Any new propulsion system capable of doubling an aircraft’s effective altitude, increasing its dwell time by many hours, and significantly boosting its capability to run silently in “stealth” mode must be special indeed. That’s the view of Sanford “Sandy” Mangold, as he talks about the upcoming first flight of the Wolverine 3 engine.
“The U.S. Air Force considers this engine to be ‘disruptive technology’ because it’s the first purpose-built heavy fuel engine for UAVs,” said Mangold, President and CEO of Unmanned Aerial Systems (UAS), a Las Vegas-based developer of tactical UAVs. He said the Wolverine obviously is attractive to military customers who are transitioning to JP-8 fuel exclusively.
Mangold also expects the compact two-stroke, twin-cylinder Wolverine 3, developed by Ricardo specifically for UAV applications, to find favor in the burgeoning market of civil and commercial UAV customers—pipeline and highway surveyors, border patrols, police departments, and first responders.
UAS and Ricardo are slated to begin flight testing the Wolverine 3 next month in Nevada, Mangold told AEM during a recent technical briefing.
The air-cooled, naturally aspirated engine will fly first in UAS’ Nightwind 2, a portable blended-wing aircraft with a 2-m wingspan. Nightwind 2 is a pusher-type configuration, with the direct-drive propeller facing rearward. It is designed so its prop wash disburses the trailing engine and exhaust heat. The aircraft (officially coded NW-2R to designate the Ricardo engine) is capable of 12-lb payload.

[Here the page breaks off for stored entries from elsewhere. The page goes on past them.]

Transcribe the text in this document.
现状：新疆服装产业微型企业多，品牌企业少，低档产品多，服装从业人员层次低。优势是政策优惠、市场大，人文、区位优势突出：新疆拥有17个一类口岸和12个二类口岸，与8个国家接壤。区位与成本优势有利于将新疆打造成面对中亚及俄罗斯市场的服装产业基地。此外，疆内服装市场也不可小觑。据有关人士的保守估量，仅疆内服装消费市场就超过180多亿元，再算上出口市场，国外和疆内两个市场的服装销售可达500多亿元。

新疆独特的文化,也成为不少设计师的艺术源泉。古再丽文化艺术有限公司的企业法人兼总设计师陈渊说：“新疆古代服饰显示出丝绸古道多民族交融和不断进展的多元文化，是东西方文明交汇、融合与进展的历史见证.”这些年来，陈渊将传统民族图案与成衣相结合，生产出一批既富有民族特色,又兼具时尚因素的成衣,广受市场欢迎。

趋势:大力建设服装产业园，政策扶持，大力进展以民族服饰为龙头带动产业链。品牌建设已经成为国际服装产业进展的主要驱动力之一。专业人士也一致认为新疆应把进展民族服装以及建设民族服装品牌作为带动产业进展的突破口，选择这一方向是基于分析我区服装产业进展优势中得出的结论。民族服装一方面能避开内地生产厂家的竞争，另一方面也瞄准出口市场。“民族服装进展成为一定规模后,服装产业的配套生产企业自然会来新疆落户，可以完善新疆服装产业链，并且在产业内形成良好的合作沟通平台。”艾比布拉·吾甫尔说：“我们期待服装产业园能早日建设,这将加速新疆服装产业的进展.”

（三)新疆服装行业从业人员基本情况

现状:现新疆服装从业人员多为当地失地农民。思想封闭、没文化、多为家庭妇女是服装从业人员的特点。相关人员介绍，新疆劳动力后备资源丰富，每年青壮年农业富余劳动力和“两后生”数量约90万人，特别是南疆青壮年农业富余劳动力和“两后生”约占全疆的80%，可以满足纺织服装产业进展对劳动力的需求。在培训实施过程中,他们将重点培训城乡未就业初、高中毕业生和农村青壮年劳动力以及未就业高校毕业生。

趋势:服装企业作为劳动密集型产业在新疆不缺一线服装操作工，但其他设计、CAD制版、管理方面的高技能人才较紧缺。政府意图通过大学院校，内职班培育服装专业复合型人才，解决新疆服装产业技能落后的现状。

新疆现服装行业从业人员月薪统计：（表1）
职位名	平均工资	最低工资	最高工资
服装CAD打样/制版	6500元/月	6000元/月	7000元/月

UAS has a strategic alliance with CenTauri Solutions to provide mission-specific models of the Nightwind family of UAVs to the U.S. Department of Defense and various intelligence agencies. CenTauri is serving as prime contractor and systems integrator for the aircraft’s sensor suite.
The Wolverine 3 displaces 88 cm3 and is rated at 3.1 hp at 6000 rpm. It features a proprietary combustion system and direct fuel injection specially designed and calibrated for JP-8 and JP-5 fuels. It is one of only two UAV engines currently capable of using heavy fuel, and the first in a new family of engines Ricardo is developing for lightweight unmanned aircraft.
The engines are designed for low mass, extremely low thermal and acoustic emissions, high fuel efficiency, and package efficiency. Their displacements are scalable depending on application. Designed for the UAV’s duty cycle, they include two- and four-stroke units using spark- and compression-ignition combustion systems.
With electric generators mounted on the front of their crankcases, the engines function as compact hybrid-electric propulsion units.
The Wolverine 3 features a 0.5-kW integrated motor/generator adapted by Ricardo engineers from a medical-robotics application. It provides supplemental power and also enables the aircraft to operate quietly in all-electric mode for low-altitude operations.
Compared with the small industrial and hobby-type engines that currently dominate the UAV industry, the purpose-built Ricardo engine dramatically improves the Nightwind 2’s performance.
According to Mangold, the aircraft’s operational ceiling is expected to increase from 10,000 to 20,000 ft. Silent operation using all-electric mode is capable of being achieved at 1000 ft of altitude instead of 6000 ft, and the Nightwind 2’s cruise window will increase from 30 minutes to several hours, depending on fuel load.
Ricardo’s Wolverine 4, a 300-cm3 horizontally opposed, liquid-cooled, compression-ignition four-stroke rated at 25 hp, is under development for a larger, higher performance UAV with expanded range. It will be capable of lifting a 150 lb payload.
UAS and Ricardo were brought together on the program by Rick Scudder, Director of the Center for UAV Exploitation (CUE) and University of Dayton (Ohio) Research Institute. He explained that when his team first saw the initial Wolverine 3 concept, “we were universally impressed.”
Ricardo is no stranger to aero engine developments, having previously prototyped a small V-twin for UAV applications. Also currently in the UAV space from the automotive sector are Ford and Mahle Powertrain. The companies are collaborating on a hydrogen-fueled Duratec four-cylinder program intended for a prototype of Boeing’s Phantom Eye high-altitude, long-endurance aircraft.